13 July 2011


4 new cities on the World Heritage List

 

The 35th session of the UNESCO World Heritage Committee was held in Paris, France, from June 19 to 29, 2011.  At this meeting, the Committee inscribed a total of 25 new sites on the UNESCO World Heritage List: 3 natural sites, 21 cultural sites, and 1 mixed site.

Further to this meeting, the Organization of World Heritage Cities is delighted to welcome four new world heritage cities. Attending the meeting of the World Heritage Committee, the Secretary General of the OVPM, Mr. Denis Ricard, declared: “We are honored and privileged to welcome within our select club of world heritage cities these four new inscriptions. These cities, towns and villages, whose safeguarding and preservations are the responsibility of mankind, contribute to the enrichment of our collective memory and represent marvelous new places to visit and to discover”.

 

 The new World Heritage Cities are:

1. Historic Bridgetown and its Garrison

Historic Bridgetown and its Garrison, an outstanding example of British colonial architecture consisting of a well-preserved old town built in the 17th, 18th and 19th centuries, which testifies to the spread of Great Britain’s Atlantic colonial empire. The property also includes a nearby military garrison which consists of numerous historic buildings. With its serpentine urban lay-out the property testifies to a different approach to colonial town-planning compared to the Spanish and Dutch colonial cities of the region which were built along a grid plan.

Source : UNESCO

2. Fort Jesus, Mombasa

The Fort, built by the Portuguese in 1593-1596 to the designs of Giovanni Battista Cairati to protect the port of Mombasa, is one of the most outstanding and well preserved examples of 16th Portuguese military fortification and a landmark in the history of this type of construction. The Fort’s layout and form reflected the Renaissance ideal that perfect proportions and geometric harmony are to be found in the human body. The property covers an area of 2.36 hectares and includes the fort’s moat and immediate surroundings.

Source : UNESCO

3. Konso Cultural Landscape

Konso Cultural Landscape is a 55km2 arid property of stone walled terraces and fortified settlements in the Konso highlands of Ethiopia. It constitutes a spectacular example of a living cultural tradition stretching back 21 generations (more than 400 years) adapted to its dry hostile environment.
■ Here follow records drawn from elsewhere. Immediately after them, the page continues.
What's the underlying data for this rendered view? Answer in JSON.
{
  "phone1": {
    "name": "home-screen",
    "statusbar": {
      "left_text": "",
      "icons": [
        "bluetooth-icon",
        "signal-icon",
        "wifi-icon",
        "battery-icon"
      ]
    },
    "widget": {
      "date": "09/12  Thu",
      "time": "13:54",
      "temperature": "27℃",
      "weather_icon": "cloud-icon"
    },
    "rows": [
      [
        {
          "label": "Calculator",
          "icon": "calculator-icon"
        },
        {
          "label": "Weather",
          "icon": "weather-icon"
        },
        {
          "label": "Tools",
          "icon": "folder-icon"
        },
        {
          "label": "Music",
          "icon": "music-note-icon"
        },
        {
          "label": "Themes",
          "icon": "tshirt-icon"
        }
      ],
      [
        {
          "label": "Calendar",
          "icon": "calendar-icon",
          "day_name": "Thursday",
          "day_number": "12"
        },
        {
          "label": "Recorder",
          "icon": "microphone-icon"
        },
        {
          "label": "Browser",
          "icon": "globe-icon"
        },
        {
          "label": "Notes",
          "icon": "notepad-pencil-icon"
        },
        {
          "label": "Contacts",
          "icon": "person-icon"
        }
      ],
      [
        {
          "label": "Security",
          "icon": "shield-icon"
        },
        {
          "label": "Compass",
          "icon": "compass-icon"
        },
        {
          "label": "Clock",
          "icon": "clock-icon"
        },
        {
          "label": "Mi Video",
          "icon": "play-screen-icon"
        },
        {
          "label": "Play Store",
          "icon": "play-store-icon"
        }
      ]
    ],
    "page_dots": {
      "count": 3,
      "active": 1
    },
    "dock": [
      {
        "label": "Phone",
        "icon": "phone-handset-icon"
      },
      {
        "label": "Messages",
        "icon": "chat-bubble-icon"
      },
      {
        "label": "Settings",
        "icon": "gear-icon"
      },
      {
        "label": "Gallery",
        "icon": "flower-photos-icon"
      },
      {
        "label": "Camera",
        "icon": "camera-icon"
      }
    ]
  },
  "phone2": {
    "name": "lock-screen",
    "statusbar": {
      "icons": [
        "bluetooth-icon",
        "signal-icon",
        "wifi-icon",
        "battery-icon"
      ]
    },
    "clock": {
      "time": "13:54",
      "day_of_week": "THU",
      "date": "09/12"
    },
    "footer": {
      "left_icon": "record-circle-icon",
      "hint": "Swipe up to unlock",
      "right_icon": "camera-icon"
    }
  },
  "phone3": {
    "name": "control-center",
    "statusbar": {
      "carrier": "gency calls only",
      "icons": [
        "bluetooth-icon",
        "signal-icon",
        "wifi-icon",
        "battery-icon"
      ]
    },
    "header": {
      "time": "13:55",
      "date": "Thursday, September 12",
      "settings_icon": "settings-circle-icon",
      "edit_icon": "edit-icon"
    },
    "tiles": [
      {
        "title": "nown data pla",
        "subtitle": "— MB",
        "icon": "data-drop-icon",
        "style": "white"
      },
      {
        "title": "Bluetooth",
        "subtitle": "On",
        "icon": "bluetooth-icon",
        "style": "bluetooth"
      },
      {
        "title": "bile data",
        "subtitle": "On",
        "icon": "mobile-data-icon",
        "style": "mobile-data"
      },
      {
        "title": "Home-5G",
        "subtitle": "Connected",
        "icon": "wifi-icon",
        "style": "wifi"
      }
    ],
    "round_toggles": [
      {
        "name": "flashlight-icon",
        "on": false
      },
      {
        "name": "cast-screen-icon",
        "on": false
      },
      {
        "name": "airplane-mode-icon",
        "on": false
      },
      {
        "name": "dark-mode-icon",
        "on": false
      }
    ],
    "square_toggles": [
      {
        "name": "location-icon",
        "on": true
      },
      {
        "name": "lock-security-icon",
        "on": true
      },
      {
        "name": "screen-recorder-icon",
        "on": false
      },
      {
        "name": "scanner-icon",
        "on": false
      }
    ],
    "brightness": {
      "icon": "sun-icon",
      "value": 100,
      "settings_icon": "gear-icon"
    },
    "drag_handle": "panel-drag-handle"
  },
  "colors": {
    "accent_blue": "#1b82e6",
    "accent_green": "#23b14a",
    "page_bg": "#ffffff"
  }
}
The landscape demonstrates the shared values, social cohesion and engineering knowledge of its communities. The site also features anthropomorphic wooden statues – grouped to represent respected members of their communities and particularly heroic events – which are an exceptional living testimony to funerary traditions that are on the verge of disappearing. Stone steles in the towns express a complex system of marking the passing of generations of leaders.

Source : UNESCO

4. Ancient Villages of Northern Syria

Some 40 villages grouped in eight parks situated in north-western Syria provide remarkable testimony to rural life in late Antiquity and during the Byzantine period. Abandoned in the 8th to 10th centuries, the villages, which date from the 1st to 7th centuries, feature a remarkably well preserved landscape and the architectural remains of dwellings, pagan temples, churches, cisterns, bathhouses etc. The relict cultural landscape of the villages also constitutes an important illustration of the transition from the ancient pagan world of the Roman Empire to Byzantine Christianity. Vestiges illustrating hydraulic techniques, protective walls and Roman agricultural plot plans furthermore offer testimony to the inhabitants’ mastery of agricultural production.